Mais pourquoi ça risque de fermer ? Les raison invoquées par Papiers White Birch sont multiples. Dans un premier temps, la compagnie traîne des dettes accumulées de plus de 900 millions de dollars. De plus, le papier produit (partiellement du papier journal) est en déclin sur la planète ! Troisièmement, les conditions de travail généreuses se doivent d’être révisées à la baisse. Finalement, le déficit de la caisse de retraite rend impossible à l’employeur de respecter ses obligations à l’égard des retraités et employés.

Par manque d’espace, je ne pourrai pas élaborer sur les deux premières raisons de cette fermeture appréhendée. Par contre, on pourrait parler des conditions de travail des employés. Comme je l’ai écrit à propos de la fermeture de la papeterie de Beaupré, il est vrai que les salaires et les avantages sociaux dans l’industrie du papier sont très généreux. Le syndicat en est conscient et c’est pour cette raison, qu’il se montre ouvert à reprendre les négociations et se dit prêt s’il le faut, à accepter des coupures dans les conditions de travail. Il ne faut pas oublier que si les travailleurs ont ces avantages, c’est parce que les propriétaires successifs de cette usine les ont accordés volontairement. Ont-ils signés les conventions collectives avec une mitraillette dans le dos ? Une convention collective reflète un accord volontaire entre un syndicat et un employeur.

L’autre point qui pose problème, c’est la question du régime de retraite. Dès le départ, je veux dire que je pense à ceux d’entre vous, qui n’en ont pas de régime de retraite; qui doivent, à même un salaire modeste (quand ce n’est pas le salaire minimum) économiser quelques sous pour se payer un REER afin d’avoir un petit montant à retraite.

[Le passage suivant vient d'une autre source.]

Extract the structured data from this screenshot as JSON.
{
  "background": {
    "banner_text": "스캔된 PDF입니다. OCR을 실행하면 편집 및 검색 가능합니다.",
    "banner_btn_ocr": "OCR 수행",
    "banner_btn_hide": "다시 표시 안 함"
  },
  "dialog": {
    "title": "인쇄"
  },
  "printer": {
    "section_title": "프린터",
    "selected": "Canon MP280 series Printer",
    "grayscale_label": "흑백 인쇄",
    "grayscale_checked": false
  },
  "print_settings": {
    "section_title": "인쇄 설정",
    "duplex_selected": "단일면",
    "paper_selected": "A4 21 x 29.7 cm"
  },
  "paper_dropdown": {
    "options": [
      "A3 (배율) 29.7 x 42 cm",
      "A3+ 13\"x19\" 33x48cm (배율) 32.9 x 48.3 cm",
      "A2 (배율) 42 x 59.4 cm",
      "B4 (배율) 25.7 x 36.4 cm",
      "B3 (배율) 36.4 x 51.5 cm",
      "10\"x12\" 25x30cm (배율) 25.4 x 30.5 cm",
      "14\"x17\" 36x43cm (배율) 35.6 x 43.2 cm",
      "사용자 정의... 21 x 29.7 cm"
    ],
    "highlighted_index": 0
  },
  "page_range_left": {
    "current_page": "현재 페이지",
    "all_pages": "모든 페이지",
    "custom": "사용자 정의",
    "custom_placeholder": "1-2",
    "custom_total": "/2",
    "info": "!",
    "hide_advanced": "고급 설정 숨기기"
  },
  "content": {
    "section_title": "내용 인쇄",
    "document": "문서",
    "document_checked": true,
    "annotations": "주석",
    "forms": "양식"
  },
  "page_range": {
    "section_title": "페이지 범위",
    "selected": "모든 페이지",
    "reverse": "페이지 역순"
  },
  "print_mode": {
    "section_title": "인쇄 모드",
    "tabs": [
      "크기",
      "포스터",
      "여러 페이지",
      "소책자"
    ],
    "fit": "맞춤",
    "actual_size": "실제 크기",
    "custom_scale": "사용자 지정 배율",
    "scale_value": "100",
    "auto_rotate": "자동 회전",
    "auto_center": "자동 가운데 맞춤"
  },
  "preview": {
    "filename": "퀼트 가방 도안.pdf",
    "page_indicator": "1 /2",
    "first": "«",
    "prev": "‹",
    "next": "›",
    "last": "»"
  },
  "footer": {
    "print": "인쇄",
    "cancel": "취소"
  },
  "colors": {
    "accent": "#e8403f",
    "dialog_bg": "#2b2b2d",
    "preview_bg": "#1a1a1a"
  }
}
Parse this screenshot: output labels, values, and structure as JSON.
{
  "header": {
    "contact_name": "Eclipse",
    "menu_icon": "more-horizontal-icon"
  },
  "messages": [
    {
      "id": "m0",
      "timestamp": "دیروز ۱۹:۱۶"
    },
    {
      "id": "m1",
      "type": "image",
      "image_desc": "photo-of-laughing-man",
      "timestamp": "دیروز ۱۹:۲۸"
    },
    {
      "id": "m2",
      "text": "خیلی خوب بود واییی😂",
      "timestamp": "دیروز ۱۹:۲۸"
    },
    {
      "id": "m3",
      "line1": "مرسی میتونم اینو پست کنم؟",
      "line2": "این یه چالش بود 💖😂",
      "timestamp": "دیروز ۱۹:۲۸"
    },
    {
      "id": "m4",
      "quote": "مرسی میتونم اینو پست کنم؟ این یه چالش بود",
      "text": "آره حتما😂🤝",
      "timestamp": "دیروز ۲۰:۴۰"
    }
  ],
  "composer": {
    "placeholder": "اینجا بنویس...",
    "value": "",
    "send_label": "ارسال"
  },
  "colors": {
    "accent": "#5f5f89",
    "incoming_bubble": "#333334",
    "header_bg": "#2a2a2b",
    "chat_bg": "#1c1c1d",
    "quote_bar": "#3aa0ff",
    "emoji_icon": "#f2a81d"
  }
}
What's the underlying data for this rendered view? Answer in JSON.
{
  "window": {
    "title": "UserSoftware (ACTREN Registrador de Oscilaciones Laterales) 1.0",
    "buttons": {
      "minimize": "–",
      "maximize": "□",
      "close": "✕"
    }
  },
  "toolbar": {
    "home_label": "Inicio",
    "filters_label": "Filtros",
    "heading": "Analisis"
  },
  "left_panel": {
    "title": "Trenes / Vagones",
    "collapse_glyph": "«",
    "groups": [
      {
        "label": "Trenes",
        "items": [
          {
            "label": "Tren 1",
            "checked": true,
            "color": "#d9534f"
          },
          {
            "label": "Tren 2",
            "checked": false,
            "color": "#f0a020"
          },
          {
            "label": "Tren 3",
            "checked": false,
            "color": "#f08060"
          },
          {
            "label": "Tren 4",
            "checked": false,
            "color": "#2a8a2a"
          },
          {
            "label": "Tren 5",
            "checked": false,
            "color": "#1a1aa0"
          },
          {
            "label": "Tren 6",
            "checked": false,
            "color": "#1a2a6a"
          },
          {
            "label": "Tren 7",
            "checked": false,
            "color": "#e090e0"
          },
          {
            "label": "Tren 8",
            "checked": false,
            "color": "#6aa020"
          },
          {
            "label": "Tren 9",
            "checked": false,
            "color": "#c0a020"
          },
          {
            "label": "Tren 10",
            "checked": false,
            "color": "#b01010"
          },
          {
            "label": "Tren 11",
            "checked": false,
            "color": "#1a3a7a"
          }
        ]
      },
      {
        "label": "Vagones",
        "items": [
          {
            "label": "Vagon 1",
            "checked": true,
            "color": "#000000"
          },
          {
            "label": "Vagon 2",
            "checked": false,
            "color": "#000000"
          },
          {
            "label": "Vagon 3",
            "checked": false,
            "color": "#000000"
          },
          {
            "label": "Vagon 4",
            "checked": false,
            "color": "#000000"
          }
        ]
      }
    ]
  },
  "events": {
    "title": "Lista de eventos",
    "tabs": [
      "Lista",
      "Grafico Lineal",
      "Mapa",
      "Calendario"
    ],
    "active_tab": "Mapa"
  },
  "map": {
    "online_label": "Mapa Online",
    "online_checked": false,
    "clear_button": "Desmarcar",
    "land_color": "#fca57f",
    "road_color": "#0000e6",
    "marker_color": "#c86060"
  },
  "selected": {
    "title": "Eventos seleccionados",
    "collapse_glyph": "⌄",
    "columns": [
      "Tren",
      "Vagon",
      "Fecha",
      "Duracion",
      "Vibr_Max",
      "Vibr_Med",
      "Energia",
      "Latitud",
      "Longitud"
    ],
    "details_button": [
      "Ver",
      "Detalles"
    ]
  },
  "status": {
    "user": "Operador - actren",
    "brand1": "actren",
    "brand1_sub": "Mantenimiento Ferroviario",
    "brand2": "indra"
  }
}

Par contre, il y a une réalité que l’on ne peut pas ignorer dans le dossier Papiers White Birch, c’est que la convention collective prévoit un régime de retraite payé par les retenues hebdomadaires des employés sur leur paie et par l’employeur. Cette situation fait en sorte que l’employeur doit respecter sa signature. Les retraités ont le droit légitime à leur pension. Ils l’ont payé. Ils ne demandent pas la charité ou un cadeau, ils demandent ce qu’il leur revient de droit ! Par contre, compte tenu de la santé financière précaire de l’entreprise, la solution est peut-être de permettre des allégements qui donneraient la possibilité à la compagnie d’étaler le remboursement des déficits actuariels sur 15 ans au lieu de 5 ans. C’est ce dont nos retraités de Beaupré et d’Abitibi Bowater en général ont pu bénéficier. Un dossier à suivre… !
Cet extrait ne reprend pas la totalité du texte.